Well, you could be mistaken.
According to Seagal, it's the FBI's fault that he now stars in low-budget movies that go straight to video. And he wants an apology from the bureau.
The 56-year-old pony-tailed martial-arts expert broke a long silence today to complain that his career was devastated by an FBI affidavit in 2002 that described allegations that he was involved in a plot to intimidate two journalists out of writing stories about him.
"False FBI accusations fueled thousands of articles saying that I terrorize journalists and associate with the mafia," Seagal told the Los Angeles Times. "These kinds of inflammatory allegations scare studio heads and independent producers -– and kill careers."
According to allegations detailed in the affidavit and a subsequent affidavit, Seagal hired infamous private eye Anthony Pellicano to frighten Times reporter Anita Busch and Vanity Fair writer Ned Zeman. In 2002, someone shot a bullet through the windshield of Busch's car and left a dead fish with a rose in its mouth and a sign reading "Stop" on top of the vehicle.
Zeman said an unidentified man pointed a semiautomatic pistol at his head and said, "Stop!" before pulling the trigger. Luckily for him, there was no bullet in the chamber.
Seagal was never charged in the case and the investigation quickly changed course, focusing on Pellicano, who now sits in federal jail awaiting trial on wiretapping and other charges. But the actor has still not been publicly cleared by the FBI.
"We have received no apology from the FBI or Department of Justice," Seagal lawyer Jan L. Handzlik tells ABCNEWS.com. "In fact, Steven was left hanging for several years while story was reprinted over and over again. And the damage to Steven's career was substantial even though these allegations are not true."
Seagal's action movies peaked at the box office in the mid-1990s and his last hit was "Exit Wounds" in 2001. More recently, he was cast as "Cock Puncher" in the "Untitled Onion Movie," the much-delayed film from the creators of the satirical newspaper.
Handzlik also claimed that Assistant U.S. Attorney Daniel A. Saunders, a lead prosecutor in the case, turned down several offers Handzlik made in late 2002 and early 2003 to have Seagal come in for questioning.
Seagal claims that prosecutors and the FBI didn't accept the offer because they knew the allegations were false.

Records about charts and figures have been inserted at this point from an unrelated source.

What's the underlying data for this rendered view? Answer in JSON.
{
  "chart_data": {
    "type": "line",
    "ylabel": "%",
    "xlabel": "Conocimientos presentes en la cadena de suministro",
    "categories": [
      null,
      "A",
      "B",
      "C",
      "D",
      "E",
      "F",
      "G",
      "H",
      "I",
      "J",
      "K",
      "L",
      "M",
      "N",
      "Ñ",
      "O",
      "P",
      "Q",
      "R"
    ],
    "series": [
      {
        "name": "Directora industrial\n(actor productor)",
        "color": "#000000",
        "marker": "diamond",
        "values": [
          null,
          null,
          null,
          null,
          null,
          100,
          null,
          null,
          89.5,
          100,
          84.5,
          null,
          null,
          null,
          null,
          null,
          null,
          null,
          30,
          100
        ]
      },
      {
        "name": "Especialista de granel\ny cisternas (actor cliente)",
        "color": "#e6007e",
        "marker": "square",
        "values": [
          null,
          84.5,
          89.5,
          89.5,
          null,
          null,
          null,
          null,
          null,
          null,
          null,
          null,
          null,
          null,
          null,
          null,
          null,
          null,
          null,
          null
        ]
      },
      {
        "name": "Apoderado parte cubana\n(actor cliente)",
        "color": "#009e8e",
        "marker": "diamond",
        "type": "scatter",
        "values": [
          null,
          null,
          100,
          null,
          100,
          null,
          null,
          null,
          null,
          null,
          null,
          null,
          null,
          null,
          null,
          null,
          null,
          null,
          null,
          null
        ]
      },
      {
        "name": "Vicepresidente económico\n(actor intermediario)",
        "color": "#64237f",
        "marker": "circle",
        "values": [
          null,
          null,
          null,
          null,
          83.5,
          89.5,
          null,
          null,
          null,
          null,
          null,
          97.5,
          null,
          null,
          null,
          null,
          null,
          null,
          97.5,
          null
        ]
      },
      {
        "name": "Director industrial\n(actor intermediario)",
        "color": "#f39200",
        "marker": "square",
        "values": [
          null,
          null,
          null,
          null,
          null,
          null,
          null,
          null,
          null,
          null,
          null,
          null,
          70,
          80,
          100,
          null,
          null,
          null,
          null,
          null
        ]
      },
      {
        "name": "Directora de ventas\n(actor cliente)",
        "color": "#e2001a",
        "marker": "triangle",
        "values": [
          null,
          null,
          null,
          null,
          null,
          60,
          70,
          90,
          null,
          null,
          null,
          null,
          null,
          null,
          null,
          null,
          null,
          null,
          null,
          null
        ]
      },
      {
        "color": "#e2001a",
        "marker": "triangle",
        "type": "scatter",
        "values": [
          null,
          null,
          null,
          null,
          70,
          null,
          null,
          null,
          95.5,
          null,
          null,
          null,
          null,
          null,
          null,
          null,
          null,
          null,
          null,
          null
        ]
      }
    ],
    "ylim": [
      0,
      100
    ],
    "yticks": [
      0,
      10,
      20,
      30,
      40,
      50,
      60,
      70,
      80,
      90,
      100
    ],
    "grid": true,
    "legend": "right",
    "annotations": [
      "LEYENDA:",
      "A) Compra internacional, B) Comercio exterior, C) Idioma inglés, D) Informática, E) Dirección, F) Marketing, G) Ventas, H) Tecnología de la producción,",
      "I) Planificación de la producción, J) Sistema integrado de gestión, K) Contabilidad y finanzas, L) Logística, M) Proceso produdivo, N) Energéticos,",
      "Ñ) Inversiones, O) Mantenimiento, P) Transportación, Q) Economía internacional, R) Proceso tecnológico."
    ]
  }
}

"The FBI didn't want to know," he told the Times. "It would've been very easy to prove if Pellicano was calling me or if I was calling him. The FBI subpoenas phone records every day. Why not mine?"
Handzlik claims that Seagal hasn't talked to Pellicano in over 14 years since the actor hired the private eye for a "routine job." Seagal reportedly wasn't happy with the detective's work on the job or his fee.
And another of Seagal's lawyers, Carmen A. Trutanich, claims he arranged for the actor to take a polygraph on Sept. 27, 2004, to prove he was telling the truth. "According to the polygraph, there was no deception involved," said Trutanich.
A spokesperson for the FBI didn't return calls seeking comment.